Failure to Have Anyone in the Practice Pay Attention to Contracts with Third Parties
Quite often medical practices get into disputes or find themselves stuck in agreements as a result of a trusting nature or lack of attention to details associated with contracts they enter into with third parties. Say, for example, somebody delivers a copier to the medical practice that the office manager has requested on a trial basis. Upon delivery, that person gets the receptionist to sign a contract accepting copier and binding the practice to 48 months of payments.
Another example is when a medical practice has a lease that gives the doctors the right to extend after a certain date, but they forget to give notice of extension by the deadline. The practice gets held up by the landlord for a larger rent payment or has to vacate and find new property.
A third example is when a lease for a large piece of equipment also requires the practice to maintain the equipment with one company only. The company may provide poor service or may not permit the practice to pre-pay the lease or re-finance it from a high rate of interest without paying tens of thousands of dollars in penalties.

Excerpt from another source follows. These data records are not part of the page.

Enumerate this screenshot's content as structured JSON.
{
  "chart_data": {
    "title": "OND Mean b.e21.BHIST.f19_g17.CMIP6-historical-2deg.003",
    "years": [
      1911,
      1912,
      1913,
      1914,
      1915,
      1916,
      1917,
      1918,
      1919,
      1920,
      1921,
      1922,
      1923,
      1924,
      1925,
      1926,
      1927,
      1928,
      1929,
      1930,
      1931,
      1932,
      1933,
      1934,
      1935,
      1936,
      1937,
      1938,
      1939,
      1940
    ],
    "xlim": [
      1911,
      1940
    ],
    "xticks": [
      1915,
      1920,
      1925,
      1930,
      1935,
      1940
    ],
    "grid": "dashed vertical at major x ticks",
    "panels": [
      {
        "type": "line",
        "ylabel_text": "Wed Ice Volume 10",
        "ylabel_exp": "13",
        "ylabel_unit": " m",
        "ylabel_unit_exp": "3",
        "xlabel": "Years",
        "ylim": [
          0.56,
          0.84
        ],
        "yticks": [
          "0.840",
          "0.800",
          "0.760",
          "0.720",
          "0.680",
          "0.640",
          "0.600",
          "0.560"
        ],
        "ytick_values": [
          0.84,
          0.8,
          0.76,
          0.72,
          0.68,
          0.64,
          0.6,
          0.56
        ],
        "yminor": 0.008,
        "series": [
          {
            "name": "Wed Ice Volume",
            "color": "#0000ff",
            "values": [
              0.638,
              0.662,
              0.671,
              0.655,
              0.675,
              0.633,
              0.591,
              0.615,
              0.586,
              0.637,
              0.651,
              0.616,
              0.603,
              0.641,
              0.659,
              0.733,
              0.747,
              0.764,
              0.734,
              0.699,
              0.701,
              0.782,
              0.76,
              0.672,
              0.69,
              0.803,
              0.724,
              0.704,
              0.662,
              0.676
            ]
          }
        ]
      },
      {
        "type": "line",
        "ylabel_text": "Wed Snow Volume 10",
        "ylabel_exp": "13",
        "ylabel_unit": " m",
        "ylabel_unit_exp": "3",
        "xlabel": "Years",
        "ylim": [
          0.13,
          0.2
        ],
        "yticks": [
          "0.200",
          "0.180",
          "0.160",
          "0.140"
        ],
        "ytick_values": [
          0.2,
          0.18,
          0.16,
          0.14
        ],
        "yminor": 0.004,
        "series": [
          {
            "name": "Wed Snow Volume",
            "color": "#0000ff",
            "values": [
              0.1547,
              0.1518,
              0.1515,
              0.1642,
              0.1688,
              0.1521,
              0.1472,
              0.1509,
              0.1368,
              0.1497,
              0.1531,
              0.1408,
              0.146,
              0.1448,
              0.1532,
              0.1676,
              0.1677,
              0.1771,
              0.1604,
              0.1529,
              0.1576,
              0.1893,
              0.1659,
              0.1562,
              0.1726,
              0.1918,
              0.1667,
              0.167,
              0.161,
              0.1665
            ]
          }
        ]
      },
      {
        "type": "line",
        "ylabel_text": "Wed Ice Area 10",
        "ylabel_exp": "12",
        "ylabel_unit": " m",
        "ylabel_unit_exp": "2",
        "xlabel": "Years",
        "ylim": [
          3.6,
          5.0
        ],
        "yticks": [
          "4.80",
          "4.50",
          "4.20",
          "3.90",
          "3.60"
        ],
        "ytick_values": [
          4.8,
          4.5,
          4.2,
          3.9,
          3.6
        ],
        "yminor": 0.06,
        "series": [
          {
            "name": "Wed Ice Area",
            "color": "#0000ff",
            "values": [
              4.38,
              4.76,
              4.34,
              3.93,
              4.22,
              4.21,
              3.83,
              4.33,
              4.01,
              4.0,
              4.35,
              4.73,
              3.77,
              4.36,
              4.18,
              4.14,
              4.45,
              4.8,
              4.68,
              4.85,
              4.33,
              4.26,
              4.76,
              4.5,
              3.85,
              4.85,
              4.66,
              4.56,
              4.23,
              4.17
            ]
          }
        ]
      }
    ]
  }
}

Another trap some practices fall into is using an office manager or non-CPA accountant to draft legal documents that employ physicians or to set up companies for the practice, not realizing that the contracts have inappropriate provisions or do not cover essential items that a lawyer or appropriately qualified advisor would have pointed out.
F. Lee Baily said that “anyone who acts as his own lawyer has a fool for a client.”
Most successful lawyers hire other lawyers to do work for them personally when it is outside of their area of specialty, or sometimes even when it is within their area of specialty because of this phenomenon.
If lawyers are smart enough not to do legal work for themselves, why aren’t doctors and their other advisors?